He may be one of Newcastle’s finest musical exports but Dave Gleeson has a special connection with the St George district.
“I’m a Dragons man. Huge fan since I was five-years-old I’m been entrenched in the Dragons.”
That love of the Red V has Gleeson even more excited about returning to the area when his band The Screaming Jets play Revesby Workers on Saturday night.
The Screaming Jets, made up of frontman Gleeson, bassist Paul Woseen, guitarists Scott Kingman and Jimi Hocking and drummer Mickl Sayers, are on their 14-date national Go Hard or Go Chrome tour to support their latest studio album, Chrome.
Known for hits including Better, Helping Hand and Eve of Destruction, the band’s first studio album in eight years stays close to their roots with a flurry of classic Australian rock sounds that have proved popular on the road.
Gleeson told the Leader playing the band’s classics was just as satisfying more than 25 years since they first hit the road.
“The reaction of the crowd, the crowd pumping to those songs that they love, there’s nothing like it. You could never get sick of it,” he said.
“We were touring with [Cold Chisel’s Ian Moss] once when he was doing solo stuff and we were talking backstage one night trying to get him to do Bow River.
“He was saying he didn’t know if people would like it. Finally we convinced him one night and he went out on his own and did an acoustic Bow River. The crowd just went mental.

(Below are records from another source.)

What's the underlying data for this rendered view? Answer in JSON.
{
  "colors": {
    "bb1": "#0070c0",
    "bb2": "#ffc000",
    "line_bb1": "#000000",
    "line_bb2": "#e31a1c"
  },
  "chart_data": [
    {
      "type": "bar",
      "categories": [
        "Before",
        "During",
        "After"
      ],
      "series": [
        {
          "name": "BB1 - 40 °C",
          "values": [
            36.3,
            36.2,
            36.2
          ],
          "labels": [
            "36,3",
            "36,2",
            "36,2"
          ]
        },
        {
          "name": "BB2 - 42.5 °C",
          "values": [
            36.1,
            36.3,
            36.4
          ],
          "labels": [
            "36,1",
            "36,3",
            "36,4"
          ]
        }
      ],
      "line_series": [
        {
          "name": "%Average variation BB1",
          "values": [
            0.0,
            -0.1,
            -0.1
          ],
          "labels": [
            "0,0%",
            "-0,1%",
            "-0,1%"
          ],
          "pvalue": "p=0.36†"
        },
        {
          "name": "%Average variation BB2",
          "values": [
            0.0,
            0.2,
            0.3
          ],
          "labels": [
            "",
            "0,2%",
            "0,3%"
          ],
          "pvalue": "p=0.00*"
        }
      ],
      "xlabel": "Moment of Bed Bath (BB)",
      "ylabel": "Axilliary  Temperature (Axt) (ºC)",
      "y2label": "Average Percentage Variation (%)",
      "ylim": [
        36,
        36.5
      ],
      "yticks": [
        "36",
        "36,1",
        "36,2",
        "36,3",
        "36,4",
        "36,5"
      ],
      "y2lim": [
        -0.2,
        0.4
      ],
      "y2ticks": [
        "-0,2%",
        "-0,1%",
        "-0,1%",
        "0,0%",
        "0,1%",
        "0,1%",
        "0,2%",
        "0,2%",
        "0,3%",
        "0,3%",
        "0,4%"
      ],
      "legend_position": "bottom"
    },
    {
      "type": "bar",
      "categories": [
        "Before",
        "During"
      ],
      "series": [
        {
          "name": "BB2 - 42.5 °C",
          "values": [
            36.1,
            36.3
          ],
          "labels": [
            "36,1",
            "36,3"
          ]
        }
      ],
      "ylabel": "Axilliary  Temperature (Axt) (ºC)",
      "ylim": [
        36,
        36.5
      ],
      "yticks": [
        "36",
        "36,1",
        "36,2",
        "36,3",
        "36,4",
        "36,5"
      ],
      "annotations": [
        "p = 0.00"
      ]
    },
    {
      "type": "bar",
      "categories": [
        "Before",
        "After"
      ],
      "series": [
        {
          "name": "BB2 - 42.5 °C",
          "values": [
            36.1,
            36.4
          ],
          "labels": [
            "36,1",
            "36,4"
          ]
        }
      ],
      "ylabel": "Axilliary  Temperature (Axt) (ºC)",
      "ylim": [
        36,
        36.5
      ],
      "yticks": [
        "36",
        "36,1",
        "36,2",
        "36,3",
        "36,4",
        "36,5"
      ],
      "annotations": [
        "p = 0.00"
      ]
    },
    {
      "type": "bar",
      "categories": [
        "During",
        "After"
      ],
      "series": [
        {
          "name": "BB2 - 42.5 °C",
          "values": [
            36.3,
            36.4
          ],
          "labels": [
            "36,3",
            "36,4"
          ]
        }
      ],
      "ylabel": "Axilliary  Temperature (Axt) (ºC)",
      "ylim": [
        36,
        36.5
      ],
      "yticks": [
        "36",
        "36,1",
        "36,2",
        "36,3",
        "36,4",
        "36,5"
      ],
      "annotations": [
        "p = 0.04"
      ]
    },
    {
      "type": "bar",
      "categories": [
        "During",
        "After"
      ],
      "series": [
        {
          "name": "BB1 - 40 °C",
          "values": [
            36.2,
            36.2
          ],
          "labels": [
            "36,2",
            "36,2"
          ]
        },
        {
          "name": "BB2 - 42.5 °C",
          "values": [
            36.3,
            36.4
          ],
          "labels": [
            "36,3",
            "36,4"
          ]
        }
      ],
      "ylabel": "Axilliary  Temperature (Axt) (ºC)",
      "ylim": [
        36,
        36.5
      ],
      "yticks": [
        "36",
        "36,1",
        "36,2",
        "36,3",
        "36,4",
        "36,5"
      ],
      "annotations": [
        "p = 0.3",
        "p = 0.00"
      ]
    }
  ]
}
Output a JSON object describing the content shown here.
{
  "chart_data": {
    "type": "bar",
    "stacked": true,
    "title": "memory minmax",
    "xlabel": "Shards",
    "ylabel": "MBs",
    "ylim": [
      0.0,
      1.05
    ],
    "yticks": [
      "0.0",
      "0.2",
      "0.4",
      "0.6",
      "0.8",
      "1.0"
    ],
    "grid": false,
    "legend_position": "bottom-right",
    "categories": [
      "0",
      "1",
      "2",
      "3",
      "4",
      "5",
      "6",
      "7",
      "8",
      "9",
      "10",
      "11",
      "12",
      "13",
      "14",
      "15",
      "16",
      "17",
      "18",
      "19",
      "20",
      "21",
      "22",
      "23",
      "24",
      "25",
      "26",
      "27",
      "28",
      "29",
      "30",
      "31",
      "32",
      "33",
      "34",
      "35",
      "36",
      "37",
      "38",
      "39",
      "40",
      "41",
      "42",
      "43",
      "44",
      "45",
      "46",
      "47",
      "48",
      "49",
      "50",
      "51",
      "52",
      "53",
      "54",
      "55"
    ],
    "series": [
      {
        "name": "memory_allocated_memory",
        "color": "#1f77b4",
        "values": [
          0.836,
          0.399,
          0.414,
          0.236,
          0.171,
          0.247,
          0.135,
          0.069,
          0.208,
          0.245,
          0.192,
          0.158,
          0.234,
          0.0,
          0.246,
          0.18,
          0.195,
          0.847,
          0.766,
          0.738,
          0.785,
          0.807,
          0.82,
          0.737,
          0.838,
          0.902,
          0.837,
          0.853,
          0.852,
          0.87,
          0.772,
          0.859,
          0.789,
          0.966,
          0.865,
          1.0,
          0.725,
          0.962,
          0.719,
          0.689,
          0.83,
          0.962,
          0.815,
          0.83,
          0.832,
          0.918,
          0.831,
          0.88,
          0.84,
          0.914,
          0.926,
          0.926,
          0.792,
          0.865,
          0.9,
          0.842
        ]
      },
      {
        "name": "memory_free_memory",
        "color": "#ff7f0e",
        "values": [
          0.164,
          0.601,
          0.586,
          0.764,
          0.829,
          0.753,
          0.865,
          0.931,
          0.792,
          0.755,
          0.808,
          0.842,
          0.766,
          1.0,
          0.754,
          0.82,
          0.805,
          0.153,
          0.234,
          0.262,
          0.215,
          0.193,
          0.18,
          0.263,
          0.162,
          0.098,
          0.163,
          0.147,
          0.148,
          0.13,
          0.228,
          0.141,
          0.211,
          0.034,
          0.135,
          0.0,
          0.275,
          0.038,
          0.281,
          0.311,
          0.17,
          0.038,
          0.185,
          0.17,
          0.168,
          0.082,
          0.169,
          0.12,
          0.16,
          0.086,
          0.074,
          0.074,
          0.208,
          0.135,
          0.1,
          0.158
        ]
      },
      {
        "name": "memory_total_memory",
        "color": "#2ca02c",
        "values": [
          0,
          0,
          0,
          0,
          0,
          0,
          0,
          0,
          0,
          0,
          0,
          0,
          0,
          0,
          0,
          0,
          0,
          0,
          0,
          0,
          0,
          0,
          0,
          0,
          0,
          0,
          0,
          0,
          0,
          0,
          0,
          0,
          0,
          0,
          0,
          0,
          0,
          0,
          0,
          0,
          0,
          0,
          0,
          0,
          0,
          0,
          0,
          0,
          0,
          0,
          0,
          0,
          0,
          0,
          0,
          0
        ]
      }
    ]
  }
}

“You think people might be sick of a song or bored but they’re not because they’re not at the shows every night. Those great songs mean so much to people.”
It was from people like Moss and The Angels that Gleeson received one of his most valued lessons – helping other young bands get their starts.
It was Gleeson’s band that gave Lismore rockers Grinspoon their break with their first national tour and it is something that the Screaming Jets – Australian rock royalty in their own right – have tried to continue today.
“You’d think [Australian rock] was dead watching Australia’s Got Talent and X Factor and that shit,” Gleeson said.
“But we’ve got some great young bands that have been on tour with us like Tracer and Palace of the King. Bands kind of have to go overseas because there’s no market for [rock] here.
“The great thing about Aussie rock that I see is that it’s so original. I hear some songs that have got that classic rock element in up and coming bands but there’s so much talent there.”
“We learnt long ago to take good young bands out on tour. Over the years there has been Johnny Diesel and Baby Animals and Grinspoon. Instead of being scared you’ve got to play really good after them every night.”
As for the new album, Gleeson is proud of the band’s latest work and is ready to show it off.
“We did a short tour in June, just a month we went around and did all the major centres,” he said.
“It’s great to get out and play the tracks off the album. I’m very proud of the way it came out. We want to show it off to people, especially the new songs.
“Songs like Automatic Cowboy, Smack in the Mouth and Razor were made to be played live. They’ve got a certain veracity to them.”